Long story short, this is my first post into a new and marvelous idea.

(drumroll)

Here it is: I’m going to also start posting things that can be summed up easily in a picture/graph – and as such don’t require a story behind them to make sense.

I plotted the below by using the formula Hd = 3.57√Ee (Hd = horizon distance; Ee = eye elevation), and made the horizontal axis logarithmic for two reasons:

- it reads better
- it looks cool

In real life, we should compensate for errors brought upon by atmospheric refraction, and we should also consider that past a certain point the concept of horizon serves no purpose.

But in ideal terms, if you were at an altitude of 1000 kilometers, your horizon would be 3570 kilometers away.

**Later edit:** as luck would have it, someone did the math on this after looking it over.
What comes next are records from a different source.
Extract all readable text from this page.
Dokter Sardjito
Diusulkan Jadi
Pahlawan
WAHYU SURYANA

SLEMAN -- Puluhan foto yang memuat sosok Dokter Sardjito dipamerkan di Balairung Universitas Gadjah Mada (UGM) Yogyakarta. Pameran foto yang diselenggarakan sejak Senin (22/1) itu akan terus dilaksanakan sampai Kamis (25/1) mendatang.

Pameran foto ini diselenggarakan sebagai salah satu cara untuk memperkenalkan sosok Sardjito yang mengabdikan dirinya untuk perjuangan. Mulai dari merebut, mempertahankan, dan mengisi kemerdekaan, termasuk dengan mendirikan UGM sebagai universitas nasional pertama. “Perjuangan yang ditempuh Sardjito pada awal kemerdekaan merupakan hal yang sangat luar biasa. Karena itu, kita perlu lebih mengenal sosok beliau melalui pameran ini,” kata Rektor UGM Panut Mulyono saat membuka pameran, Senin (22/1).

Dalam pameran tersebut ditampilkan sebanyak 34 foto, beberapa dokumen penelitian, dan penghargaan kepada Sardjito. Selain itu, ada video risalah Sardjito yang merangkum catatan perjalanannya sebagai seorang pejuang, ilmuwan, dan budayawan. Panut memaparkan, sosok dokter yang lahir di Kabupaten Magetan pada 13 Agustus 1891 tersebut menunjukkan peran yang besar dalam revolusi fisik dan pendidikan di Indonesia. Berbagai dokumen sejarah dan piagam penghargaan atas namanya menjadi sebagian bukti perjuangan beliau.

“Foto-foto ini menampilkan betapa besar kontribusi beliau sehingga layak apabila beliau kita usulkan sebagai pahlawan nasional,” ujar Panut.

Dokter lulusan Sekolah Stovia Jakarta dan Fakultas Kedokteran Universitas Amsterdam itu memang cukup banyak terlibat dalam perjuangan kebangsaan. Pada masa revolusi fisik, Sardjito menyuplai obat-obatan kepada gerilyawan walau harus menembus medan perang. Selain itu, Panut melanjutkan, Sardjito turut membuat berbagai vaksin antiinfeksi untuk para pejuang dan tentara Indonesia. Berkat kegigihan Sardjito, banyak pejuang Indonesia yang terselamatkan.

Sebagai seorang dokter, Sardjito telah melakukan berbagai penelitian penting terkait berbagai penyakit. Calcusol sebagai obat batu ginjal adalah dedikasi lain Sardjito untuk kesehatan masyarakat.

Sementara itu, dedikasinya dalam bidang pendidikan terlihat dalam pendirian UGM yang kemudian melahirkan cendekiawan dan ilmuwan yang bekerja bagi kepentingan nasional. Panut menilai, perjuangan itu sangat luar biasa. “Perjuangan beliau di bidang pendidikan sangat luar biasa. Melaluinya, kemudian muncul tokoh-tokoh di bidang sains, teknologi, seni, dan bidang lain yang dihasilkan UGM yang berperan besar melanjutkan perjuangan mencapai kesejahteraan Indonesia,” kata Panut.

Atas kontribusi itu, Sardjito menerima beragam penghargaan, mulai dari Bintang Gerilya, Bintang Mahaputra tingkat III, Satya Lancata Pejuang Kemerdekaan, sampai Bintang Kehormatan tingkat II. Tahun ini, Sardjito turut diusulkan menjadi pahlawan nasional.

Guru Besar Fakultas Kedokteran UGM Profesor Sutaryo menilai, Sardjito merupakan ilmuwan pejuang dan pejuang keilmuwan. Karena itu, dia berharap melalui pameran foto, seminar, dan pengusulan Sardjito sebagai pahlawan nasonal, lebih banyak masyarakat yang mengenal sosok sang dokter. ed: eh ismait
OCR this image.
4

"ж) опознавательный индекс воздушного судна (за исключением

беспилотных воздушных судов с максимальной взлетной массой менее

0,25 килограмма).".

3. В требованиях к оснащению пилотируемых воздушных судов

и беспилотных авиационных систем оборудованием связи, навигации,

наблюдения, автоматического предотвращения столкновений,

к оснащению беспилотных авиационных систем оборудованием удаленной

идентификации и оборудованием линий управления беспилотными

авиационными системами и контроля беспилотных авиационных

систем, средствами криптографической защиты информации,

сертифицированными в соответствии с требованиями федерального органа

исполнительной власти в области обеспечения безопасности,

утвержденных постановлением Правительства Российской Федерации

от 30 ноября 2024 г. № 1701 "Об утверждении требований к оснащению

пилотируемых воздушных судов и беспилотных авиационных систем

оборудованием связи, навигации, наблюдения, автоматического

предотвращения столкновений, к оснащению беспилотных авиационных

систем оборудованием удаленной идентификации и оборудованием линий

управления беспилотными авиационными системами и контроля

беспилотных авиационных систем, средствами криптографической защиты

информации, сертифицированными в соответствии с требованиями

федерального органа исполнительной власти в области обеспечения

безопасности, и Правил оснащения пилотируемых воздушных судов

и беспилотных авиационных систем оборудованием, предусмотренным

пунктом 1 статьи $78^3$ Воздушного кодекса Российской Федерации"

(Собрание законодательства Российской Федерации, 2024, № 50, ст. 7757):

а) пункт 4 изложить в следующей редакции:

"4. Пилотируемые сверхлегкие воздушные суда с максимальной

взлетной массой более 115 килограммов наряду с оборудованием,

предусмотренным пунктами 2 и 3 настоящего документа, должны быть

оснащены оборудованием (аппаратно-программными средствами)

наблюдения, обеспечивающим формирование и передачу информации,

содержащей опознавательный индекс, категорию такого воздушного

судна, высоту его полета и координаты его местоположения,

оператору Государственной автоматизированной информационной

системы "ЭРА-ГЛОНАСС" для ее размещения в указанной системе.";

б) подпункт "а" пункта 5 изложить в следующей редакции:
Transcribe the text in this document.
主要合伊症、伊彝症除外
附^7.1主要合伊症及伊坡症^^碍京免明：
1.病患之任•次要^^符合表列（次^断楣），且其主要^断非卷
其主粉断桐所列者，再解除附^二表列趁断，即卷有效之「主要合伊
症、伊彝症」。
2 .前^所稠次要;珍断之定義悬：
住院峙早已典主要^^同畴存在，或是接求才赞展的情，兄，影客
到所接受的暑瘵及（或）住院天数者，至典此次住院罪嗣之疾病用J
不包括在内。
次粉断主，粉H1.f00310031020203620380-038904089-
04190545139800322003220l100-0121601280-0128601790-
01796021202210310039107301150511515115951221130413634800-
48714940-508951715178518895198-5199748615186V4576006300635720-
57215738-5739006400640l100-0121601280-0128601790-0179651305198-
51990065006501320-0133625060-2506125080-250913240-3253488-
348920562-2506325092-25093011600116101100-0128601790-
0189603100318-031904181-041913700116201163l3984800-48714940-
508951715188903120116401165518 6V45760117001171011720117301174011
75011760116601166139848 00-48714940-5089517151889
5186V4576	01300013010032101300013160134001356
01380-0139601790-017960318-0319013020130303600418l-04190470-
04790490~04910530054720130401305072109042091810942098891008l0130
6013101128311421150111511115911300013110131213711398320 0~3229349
Since my thing is nowhere near an educated approach, I asked if I could copy the input as an addendum.

Here it is:

The concept of a horizon is always valid, it just approaches 1/4 of the circumference of Earth. Atmospheric refraction: Yes, let’s ignore that.

For a spherical Earth, the exact formula is range = R arccos(R/(h+R)) where R is the radius of Earth and h is the height. Plugging in h=1000km, we get a range of 3357 km, while your approximation suggests 3570 km. An error of 6%, I guess that is still acceptable.